# does academic background matter??



## Drufur (Apr 7, 2012)

Hi everyone, 

My plan is to get into an MFA program in screenwriting but I'm concerned that I might not have a shot since I don't have a film school background. I have a BA in philosophy and an MA in psychology, and I want to pursue screenwriting because writing is everything to me but I'm afraid that I'm an outsider. Anyone got any thoughts??

Thanks!


----------



## Johnny Grunge (Apr 7, 2012)

I'm not too sure on their qualifications...but, for a master's of fine arts screenwriting program, I'm fairly sure that they would "like" to see a degree in English.
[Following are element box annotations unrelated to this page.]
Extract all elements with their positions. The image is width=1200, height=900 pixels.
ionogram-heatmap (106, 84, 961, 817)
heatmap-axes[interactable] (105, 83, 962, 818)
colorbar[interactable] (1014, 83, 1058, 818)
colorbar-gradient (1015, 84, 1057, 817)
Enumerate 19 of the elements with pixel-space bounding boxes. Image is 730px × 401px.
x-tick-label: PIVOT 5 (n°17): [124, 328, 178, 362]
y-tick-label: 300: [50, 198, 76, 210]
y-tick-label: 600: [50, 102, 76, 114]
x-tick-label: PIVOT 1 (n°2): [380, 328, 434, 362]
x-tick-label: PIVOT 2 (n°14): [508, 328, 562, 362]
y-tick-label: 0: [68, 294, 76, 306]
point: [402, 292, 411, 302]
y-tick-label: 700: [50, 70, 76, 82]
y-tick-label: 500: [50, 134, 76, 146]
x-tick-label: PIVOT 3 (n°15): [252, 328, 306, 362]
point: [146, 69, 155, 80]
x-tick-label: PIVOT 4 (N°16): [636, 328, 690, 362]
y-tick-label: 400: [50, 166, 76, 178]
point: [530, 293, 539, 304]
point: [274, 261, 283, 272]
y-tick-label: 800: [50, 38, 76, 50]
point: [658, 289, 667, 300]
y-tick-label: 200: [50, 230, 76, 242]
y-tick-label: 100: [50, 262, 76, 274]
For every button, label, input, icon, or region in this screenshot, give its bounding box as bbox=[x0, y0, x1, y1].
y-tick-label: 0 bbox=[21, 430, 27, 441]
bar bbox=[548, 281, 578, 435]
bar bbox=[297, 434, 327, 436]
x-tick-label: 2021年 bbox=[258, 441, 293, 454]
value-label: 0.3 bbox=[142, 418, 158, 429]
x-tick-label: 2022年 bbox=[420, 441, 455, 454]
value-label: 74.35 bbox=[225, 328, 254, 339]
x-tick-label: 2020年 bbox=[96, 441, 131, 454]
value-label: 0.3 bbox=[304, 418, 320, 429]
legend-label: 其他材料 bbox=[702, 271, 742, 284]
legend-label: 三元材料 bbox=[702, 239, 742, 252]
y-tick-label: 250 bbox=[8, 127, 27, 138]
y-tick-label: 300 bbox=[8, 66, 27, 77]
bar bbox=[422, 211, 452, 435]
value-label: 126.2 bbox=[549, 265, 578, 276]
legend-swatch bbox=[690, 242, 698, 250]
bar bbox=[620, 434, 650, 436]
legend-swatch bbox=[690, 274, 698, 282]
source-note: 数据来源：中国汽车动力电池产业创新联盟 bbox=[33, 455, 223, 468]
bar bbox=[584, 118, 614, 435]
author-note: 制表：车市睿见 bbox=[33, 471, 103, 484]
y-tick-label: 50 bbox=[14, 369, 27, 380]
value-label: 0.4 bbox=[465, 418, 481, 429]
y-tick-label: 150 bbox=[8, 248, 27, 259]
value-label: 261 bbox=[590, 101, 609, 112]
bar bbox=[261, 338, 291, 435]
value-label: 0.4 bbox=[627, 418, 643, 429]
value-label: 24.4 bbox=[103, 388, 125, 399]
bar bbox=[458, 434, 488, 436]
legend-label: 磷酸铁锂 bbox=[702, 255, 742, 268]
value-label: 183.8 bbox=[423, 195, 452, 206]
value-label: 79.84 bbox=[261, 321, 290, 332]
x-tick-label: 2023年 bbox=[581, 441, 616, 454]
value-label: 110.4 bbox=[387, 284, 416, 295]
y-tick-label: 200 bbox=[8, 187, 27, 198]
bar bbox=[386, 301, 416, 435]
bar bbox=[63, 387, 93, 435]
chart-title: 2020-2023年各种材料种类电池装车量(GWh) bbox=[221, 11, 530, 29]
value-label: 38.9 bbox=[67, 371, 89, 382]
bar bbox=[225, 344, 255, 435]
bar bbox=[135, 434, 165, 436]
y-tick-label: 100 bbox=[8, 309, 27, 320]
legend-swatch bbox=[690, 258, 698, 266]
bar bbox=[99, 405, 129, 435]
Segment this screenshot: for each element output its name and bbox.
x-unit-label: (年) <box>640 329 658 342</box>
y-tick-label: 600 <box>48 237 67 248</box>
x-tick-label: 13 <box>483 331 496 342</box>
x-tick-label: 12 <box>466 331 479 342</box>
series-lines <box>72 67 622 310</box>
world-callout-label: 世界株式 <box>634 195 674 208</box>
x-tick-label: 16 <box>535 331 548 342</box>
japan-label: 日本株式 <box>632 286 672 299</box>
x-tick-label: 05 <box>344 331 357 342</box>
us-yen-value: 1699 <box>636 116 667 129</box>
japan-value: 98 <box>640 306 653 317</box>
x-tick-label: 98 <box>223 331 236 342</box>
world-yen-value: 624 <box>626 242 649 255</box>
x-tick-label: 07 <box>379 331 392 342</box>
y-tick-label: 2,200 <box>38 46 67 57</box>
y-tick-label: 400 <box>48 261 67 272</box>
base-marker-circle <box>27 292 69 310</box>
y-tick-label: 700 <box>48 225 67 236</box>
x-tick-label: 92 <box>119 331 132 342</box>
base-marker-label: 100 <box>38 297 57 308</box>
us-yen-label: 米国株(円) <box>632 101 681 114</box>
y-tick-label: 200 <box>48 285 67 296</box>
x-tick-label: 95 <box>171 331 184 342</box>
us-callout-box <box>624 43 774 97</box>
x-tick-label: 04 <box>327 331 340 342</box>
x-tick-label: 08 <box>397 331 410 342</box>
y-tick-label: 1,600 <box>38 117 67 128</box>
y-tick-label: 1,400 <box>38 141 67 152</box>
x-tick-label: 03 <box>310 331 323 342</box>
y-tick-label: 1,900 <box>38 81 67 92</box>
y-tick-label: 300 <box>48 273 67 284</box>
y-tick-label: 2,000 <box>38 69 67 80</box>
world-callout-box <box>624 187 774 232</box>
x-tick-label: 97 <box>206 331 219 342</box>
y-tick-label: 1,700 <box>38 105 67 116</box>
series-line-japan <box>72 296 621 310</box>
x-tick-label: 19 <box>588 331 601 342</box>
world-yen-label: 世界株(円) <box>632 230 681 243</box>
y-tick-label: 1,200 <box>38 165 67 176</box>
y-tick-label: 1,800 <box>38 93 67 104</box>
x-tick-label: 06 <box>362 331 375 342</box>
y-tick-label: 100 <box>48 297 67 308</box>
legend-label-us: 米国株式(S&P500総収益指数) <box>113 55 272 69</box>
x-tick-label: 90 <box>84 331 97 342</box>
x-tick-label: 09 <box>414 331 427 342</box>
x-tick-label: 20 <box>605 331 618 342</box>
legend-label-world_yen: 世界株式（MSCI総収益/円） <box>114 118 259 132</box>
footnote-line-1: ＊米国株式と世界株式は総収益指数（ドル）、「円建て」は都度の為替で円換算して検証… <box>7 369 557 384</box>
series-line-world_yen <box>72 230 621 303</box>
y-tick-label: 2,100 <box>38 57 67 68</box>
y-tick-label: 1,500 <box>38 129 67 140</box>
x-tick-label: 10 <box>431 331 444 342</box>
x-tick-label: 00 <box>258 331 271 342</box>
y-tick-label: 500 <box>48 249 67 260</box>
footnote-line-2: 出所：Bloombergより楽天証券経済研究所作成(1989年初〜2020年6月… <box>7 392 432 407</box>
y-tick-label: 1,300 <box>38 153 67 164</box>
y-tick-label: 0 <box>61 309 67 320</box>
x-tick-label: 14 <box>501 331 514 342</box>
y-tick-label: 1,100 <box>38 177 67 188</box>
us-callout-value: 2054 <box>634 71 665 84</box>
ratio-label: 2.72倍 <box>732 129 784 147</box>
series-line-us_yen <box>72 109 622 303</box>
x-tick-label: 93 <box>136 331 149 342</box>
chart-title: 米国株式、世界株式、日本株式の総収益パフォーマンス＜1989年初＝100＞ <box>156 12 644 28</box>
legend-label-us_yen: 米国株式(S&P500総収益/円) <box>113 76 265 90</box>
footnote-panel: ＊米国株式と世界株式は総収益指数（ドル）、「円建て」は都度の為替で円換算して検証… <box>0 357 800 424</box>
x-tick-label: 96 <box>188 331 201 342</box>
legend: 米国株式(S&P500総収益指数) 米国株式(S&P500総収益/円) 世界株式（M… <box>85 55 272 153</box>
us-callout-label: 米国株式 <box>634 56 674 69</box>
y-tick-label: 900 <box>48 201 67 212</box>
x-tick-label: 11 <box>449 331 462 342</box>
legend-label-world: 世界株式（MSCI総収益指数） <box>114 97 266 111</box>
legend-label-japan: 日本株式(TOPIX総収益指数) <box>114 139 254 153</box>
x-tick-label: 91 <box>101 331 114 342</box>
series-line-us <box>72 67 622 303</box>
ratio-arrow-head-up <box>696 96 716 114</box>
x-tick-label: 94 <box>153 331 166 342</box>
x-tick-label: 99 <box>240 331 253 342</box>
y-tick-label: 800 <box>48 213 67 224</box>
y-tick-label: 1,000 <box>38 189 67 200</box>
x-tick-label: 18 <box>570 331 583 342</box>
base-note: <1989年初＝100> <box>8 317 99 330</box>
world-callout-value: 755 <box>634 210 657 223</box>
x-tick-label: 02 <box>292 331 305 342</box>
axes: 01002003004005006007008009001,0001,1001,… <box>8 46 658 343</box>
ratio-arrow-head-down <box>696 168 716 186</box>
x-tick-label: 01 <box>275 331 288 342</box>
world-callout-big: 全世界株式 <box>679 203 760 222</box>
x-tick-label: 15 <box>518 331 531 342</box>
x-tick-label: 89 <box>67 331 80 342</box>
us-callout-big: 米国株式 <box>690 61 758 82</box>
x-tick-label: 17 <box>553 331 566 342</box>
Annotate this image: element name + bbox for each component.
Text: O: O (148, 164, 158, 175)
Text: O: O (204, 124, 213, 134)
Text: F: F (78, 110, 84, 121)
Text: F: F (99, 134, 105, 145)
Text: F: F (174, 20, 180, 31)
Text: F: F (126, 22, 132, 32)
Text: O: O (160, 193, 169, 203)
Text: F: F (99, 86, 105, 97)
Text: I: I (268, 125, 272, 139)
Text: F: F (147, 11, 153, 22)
But, then again, take a shot. Make sure the writing sample you send in is of high quality.


----------



## anaos (Apr 7, 2012)

Apply as soon as possible, get experience as soon as possible.


----------



## Drufur (Apr 7, 2012)

Thanks for the advice.

@anaos: by experience, do you mean screenwriting experience or, like, working on a film??


----------



## Che Gray (Apr 8, 2012)

@drufur don't worry about what your academic background is, I think you get more leverage for going to a good school (top 30) then what you actually studied when you're there. Anyway the MOST important things and the things that will make or break your acceptance is your scripts and you personal statement. So if I were you I would just start writing and don't stop until you get into the school of you choice. Also if you think what you write is pretty good I'd enter them into some film festivals (I've gotten a couple of honorable mentions from submitting my feature length script) I'm leaving undergrad this may though so it's not like you have to have a ridiculous amount of experience to be considered. Potential is more important. Good Luck!


----------



## dmtr (Apr 8, 2012)

School and major have very little weight. Writing portfolio, personal statement and resume are most important.


----------



## mardad (Apr 8, 2012)

I agree. School and major are of small use to a film school in determining admission, outside of showing you can work. Offhand I can't imagine a better combo for a writer than Phil. and Psych.


----------



## Drufur (Apr 8, 2012)

Thanks for the reasurrance.

I'm looking for writing classes near me so that I can learn any technical stuff about the craft. Does anyone know any good writing classes, perhaps online?

Thanks!


----------



## mardad (Apr 8, 2012)

Buy a copy of The Writer's Compass by Guy Gallo. You'll find it very useful as well as brief.


----------



## etermpapers5 (Apr 8, 2012)

Academic is most important as i say that its a first root of your career,academic back ground matters in every step of your life.Never think this again that its matter or not.


----------